Webcrawler, feedback?

Hey folks, every once in a while I have the need to automate data collection tasks from websites. Sometimes I need a bunch of URLs from a directory, sometimes I need an XML sitemap (yes, I know there is lots of software for that and online services).

Anyways, as follow up to my previous question I've written a little webcrawler that can visit websites.

Basic crawler class to easily and quickly interact with one website.

Override "doAction(String URL, String content)" to process the content further (e.g. store it, parse it).

Concept allows for multi-threading of crawlers. All class instances share processed and queued lists of links.

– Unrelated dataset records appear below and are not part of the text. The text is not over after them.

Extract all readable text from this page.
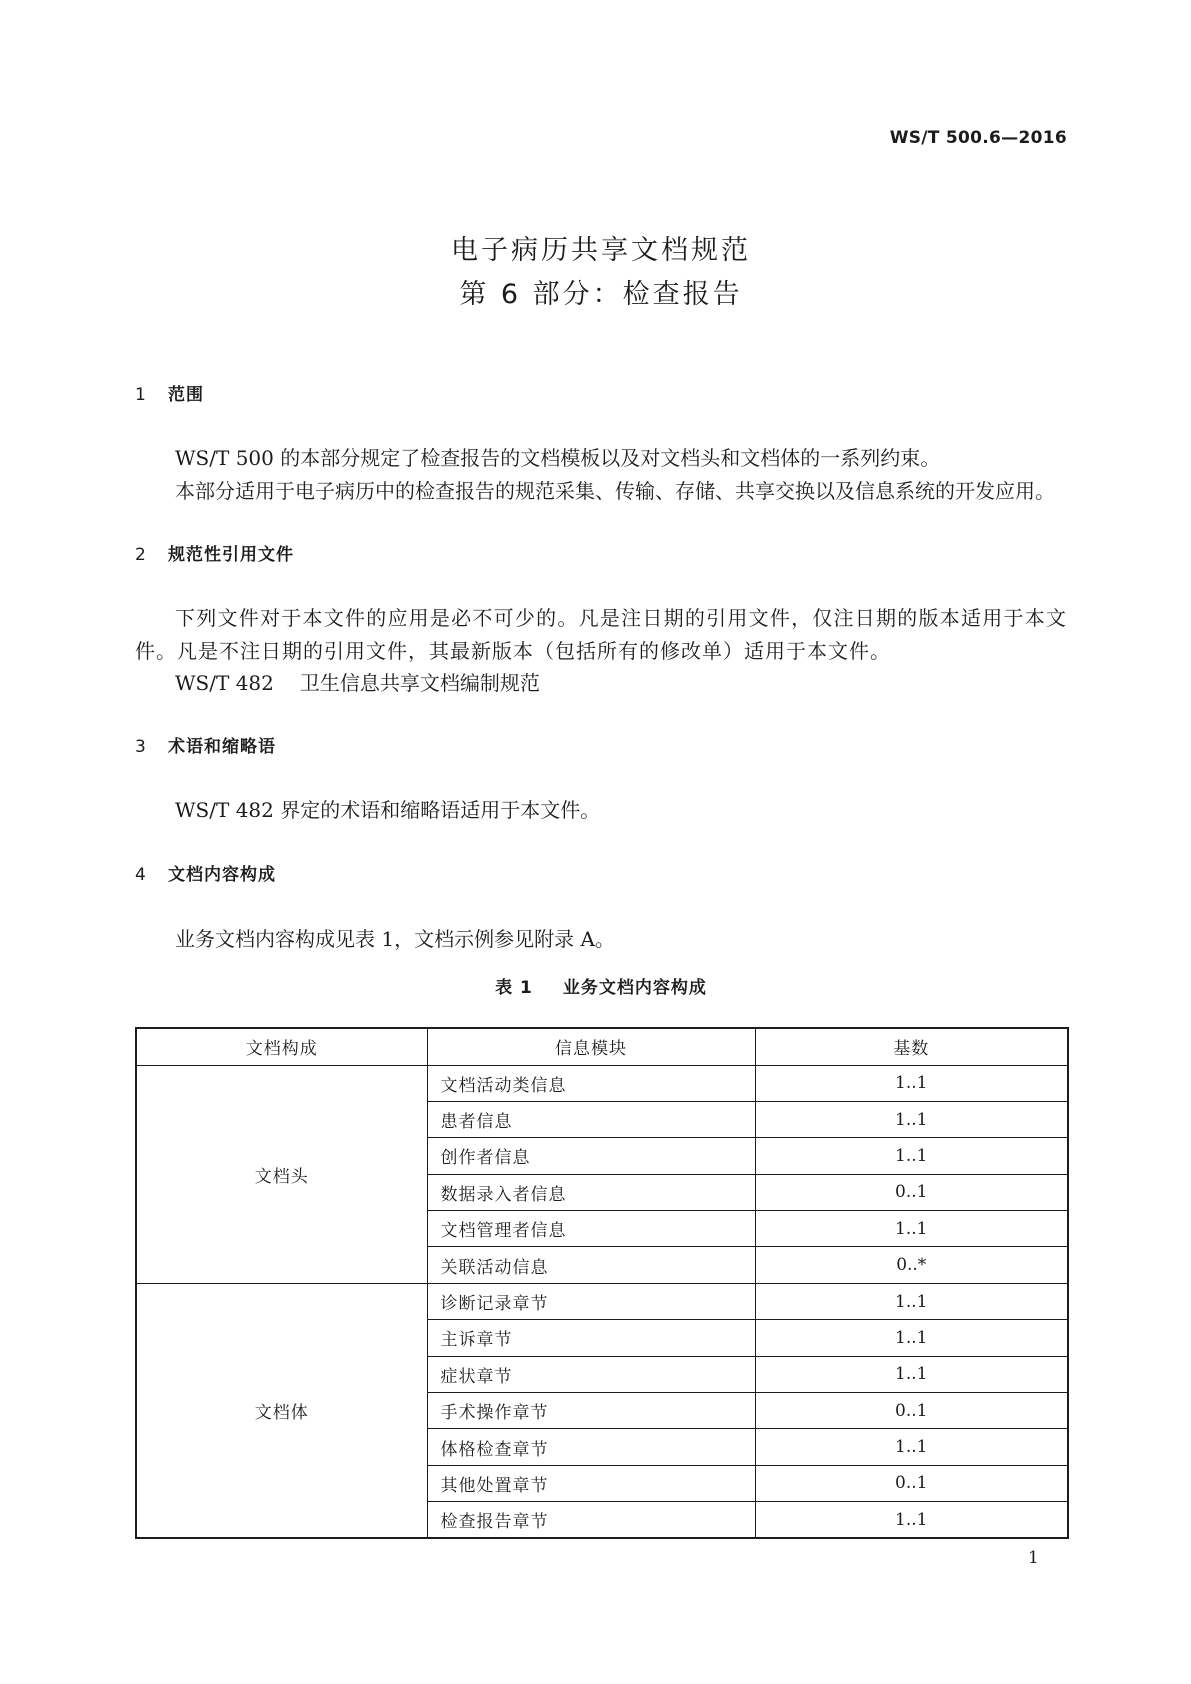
WS/T 500.6—2016
电子病历共享文档规范
第 6 部分：检查报告
1 范围
WS/T 500 的本部分规定了检查报告的文档模板以及对文档头和文档体的一系列约束。
本部分适用于电子病历中的检查报告的规范采集、传输、存储、共享交换以及信息系统的开发应用。
2 规范性引用文件
下列文件对于本文件的应用是必不可少的。凡是注日期的引用文件，仅注日期的版本适用于本文件。凡是不注日期的引用文件，其最新版本（包括所有的修改单）适用于本文件。
WS/T 482 卫生信息共享文档编制规范
3 术语和缩略语
WS/T 482 界定的术语和缩略语适用于本文件。
4 文档内容构成
业务文档内容构成见表 1，文档示例参见附录 A。
表 1 业务文档内容构成
文档构成	信息模块	基数
文档头	文档活动类信息	1..1
	患者信息	1..1
	创作者信息	1..1
	数据录入者信息	0..1
	文档管理者信息	1..1
	关联活动信息	0..*
文档体	诊断记录章节	1..1
	主诉章节	1..1
	症状章节	1..1
	手术操作章节	0..1
	体格检查章节	1..1
	其他处置章节	0..1
	检查报告章节	1..1
1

Instead of keeping track of processed links and queued links within the object, a JDBC connection could be established to store links in a database.

Currently limited to one website at a time, however, could be expanded upon by adding an externalLinks stack and adding to it as appropriate.

JCrawler is intended to be used to quickly generate XML sitemaps or parse websites for your desired information. It's lightweight.

Is this a good/decent way to write the crawler, provided the limitations above? Any input would help immensely :)

http://pastebin.com/VtgC4qVE - Main.java
http://pastebin.com/gF4sLHEW - JCrawler.java
http://pastebin.com/VJ1grArt - HTMLUtils.java

Solution

I have written a custom web-crawler in my company and I follow similar steps as you have mentioned and I found them perfect.The only add-on I want to say is that it should have a polling frequency to crawl after certain period of time.

So it should follow "Observer" design pattern so that if any new update is found on a given url after certain period of time then it will update or write to a file.